Она тут же тянется ко мне взглядом полным надежды.
– А ты звонил?
Нет, не звонил, и надежда в голубых глазах гаснет.
– Нет. Но тебе звонил твой куратор.
Она рассеянно хмурится, пробует карманы, но, сообразив, что в них пусто, сжимает ладони в кулаки и опускает их по бокам.
– Кажется, я оставила телефон дома. Не помню. Ваня, – Умка натужно сглатывает, долго всматривается в мое холодное лицо, но заставляет себя сказать: – Там в университете… Все уже знают, да?
– Знают, – вспоминаю своих друзей. – И куда больше меня. С кем ты спорила?
Умка вздыхает. Ей больно говорить, а мне слышать.

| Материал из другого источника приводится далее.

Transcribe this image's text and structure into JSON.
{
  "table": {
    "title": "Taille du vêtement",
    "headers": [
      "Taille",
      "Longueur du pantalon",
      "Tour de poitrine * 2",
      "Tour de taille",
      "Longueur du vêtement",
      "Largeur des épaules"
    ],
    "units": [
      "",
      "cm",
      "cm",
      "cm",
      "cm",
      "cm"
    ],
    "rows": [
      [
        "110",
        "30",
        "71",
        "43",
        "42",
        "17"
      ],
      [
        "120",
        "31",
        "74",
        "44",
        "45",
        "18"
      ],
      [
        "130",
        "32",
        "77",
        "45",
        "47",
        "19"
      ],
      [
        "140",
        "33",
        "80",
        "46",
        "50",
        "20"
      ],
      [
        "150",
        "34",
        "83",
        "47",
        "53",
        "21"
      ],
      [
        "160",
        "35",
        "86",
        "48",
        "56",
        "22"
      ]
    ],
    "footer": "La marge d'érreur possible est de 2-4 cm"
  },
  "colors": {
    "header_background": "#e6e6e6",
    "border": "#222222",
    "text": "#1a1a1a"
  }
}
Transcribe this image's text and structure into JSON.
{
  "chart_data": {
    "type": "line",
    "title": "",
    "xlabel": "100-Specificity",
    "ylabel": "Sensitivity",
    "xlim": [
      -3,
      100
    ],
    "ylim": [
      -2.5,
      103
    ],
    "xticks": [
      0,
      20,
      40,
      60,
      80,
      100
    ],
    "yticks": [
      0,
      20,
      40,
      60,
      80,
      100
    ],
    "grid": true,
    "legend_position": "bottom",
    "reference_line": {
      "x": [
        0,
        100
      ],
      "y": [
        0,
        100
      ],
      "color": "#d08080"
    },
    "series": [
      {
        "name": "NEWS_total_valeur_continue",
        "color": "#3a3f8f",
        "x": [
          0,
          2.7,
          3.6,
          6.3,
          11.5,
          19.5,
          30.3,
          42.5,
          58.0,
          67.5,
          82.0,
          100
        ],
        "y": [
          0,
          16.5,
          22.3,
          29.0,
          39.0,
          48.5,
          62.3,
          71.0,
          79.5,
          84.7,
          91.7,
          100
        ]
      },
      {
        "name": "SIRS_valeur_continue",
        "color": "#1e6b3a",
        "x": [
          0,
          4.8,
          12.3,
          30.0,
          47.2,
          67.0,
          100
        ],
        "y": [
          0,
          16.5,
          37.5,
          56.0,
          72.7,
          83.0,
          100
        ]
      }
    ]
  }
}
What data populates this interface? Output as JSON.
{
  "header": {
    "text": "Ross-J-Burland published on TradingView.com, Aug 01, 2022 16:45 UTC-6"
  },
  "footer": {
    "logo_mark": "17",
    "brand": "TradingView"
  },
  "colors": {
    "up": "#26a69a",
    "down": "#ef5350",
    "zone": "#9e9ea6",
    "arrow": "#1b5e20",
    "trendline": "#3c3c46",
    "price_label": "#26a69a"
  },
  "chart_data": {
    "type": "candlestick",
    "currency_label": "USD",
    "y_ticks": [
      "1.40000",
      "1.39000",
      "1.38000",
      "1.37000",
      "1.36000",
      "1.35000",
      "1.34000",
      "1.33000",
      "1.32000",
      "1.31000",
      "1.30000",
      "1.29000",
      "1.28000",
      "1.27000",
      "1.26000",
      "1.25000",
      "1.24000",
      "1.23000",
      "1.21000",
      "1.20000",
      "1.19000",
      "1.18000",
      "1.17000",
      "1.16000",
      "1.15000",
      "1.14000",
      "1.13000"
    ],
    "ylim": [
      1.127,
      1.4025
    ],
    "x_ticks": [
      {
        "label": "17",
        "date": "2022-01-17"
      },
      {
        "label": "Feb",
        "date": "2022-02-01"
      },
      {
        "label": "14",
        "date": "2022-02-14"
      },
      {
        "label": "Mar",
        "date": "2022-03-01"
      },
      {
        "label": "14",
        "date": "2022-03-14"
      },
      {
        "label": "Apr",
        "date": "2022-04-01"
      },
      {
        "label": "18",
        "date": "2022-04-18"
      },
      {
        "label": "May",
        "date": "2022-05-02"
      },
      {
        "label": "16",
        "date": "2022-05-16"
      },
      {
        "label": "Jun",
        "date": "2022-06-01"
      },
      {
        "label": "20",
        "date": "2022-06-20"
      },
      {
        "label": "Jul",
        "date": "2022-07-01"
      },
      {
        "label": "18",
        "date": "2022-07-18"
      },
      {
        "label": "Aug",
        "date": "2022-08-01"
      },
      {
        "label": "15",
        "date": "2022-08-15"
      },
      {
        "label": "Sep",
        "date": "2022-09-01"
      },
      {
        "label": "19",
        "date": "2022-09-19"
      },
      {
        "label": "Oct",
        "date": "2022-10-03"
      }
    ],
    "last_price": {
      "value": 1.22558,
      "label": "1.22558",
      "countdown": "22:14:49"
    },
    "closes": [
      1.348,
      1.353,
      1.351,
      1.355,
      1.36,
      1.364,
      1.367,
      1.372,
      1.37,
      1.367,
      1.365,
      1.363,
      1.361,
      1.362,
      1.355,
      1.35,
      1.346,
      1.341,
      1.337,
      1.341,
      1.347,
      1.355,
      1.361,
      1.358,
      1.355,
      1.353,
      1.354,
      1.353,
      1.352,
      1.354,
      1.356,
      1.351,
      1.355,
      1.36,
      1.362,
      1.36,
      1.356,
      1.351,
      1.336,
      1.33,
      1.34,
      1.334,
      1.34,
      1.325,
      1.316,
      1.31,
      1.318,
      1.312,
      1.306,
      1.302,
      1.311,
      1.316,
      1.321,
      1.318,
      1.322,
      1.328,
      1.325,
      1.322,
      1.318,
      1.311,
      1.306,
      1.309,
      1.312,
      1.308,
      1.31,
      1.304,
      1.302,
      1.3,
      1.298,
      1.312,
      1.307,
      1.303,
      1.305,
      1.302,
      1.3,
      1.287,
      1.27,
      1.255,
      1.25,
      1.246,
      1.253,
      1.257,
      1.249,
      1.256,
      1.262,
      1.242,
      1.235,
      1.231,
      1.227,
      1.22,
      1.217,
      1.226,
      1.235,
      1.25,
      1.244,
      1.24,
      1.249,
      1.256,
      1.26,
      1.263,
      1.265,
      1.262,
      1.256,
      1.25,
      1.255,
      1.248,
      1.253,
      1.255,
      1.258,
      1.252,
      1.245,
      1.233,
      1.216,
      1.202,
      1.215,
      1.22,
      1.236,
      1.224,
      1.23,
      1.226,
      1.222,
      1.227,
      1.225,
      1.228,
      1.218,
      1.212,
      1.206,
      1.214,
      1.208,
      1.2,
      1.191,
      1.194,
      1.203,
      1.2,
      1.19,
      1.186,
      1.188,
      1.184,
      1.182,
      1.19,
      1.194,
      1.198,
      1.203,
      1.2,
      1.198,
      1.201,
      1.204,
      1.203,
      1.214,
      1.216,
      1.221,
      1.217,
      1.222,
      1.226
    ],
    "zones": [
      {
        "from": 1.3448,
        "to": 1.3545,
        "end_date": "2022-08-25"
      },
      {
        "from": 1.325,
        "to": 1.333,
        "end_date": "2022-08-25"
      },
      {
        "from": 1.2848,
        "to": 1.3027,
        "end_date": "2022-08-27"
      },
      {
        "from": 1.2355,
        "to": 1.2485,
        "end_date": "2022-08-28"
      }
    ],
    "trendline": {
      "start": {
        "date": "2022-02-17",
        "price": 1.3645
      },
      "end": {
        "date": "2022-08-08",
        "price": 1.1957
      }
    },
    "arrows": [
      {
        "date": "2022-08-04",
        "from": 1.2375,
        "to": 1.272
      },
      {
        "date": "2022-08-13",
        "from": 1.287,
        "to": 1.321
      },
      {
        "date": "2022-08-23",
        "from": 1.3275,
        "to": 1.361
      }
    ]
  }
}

– Со Снежаной Крымовой и ее подругами.
– Когда?
– Два месяца назад. Когда столкнула тебя в фонтан.
На следующий вопрос я знаю ответ, но правду хочу услышать от нее.
– На что вы спорили? – голос кажется хриплым и чужим.
– Что наука поможет мне стать твоей девушкой, и ты сам по своему желанию меня поцелуешь. При всех.
– А если нет?
– Тогда я заберу документы и уйду из университета. Совсем.
– Но ты ведь выиграла? Зачем же написала заявление?
Я вижу вспышку удивления в ее глазах и боль, но мы говорим начистоту, и она это понимает. Качает головой, опустив взгляд.
– Мне не нужна такая победа. Когда я соглашалась на спор, я не знала тебя. Я думала, что ты заносчивый и упрямый. И так все и было. Спор произошел в день доклада у Крокотухи, твои одногруппницы меня высмеяли, и во мне взыграла обида. Они были уверены, что мне никогда не выиграть. Ты казался недостижимой целью – популярный парень, которому по силе влюбить в себя любую девчонку, и совсем меня не замечал, – Умка тихо добавляет: – И никогда бы не заметил, ты сам признался.
– А сейчас?
Она снова поднимает глаза.
– Я давно уже поняла, как ошиблась. Пыталась тебе рассказать, но всякий раз трусила. А потом… потом ты сказал, что не простишь.
– Я не врал, Катя.
Ее лицо словно обжигает пощечина, такая вина и страх отражаются в глазах.
– Я знаю.
– Но ты ждала меня.
– Да, – она кивает. – Я здесь, чтобы попросить прощения и сказать, что приду на Праздник. Я помню, как он важен для тебя и сколько сил ты в это вложил. В конце концов, я сама тебя во все втянула и… и, если ты не передумал, я буду ждать. Но если не придешь – пойму. Тебе решать. А потом…
– Что потом?
– Уйду из университета и, наверно, уеду из города. В этом споре я проиграла себе сама.
Мы снова какое-то время молчим, пока она не произносит:
– Ты прав, Воробышек, есть вещи, которые простить нельзя. Извини меня, если сможешь.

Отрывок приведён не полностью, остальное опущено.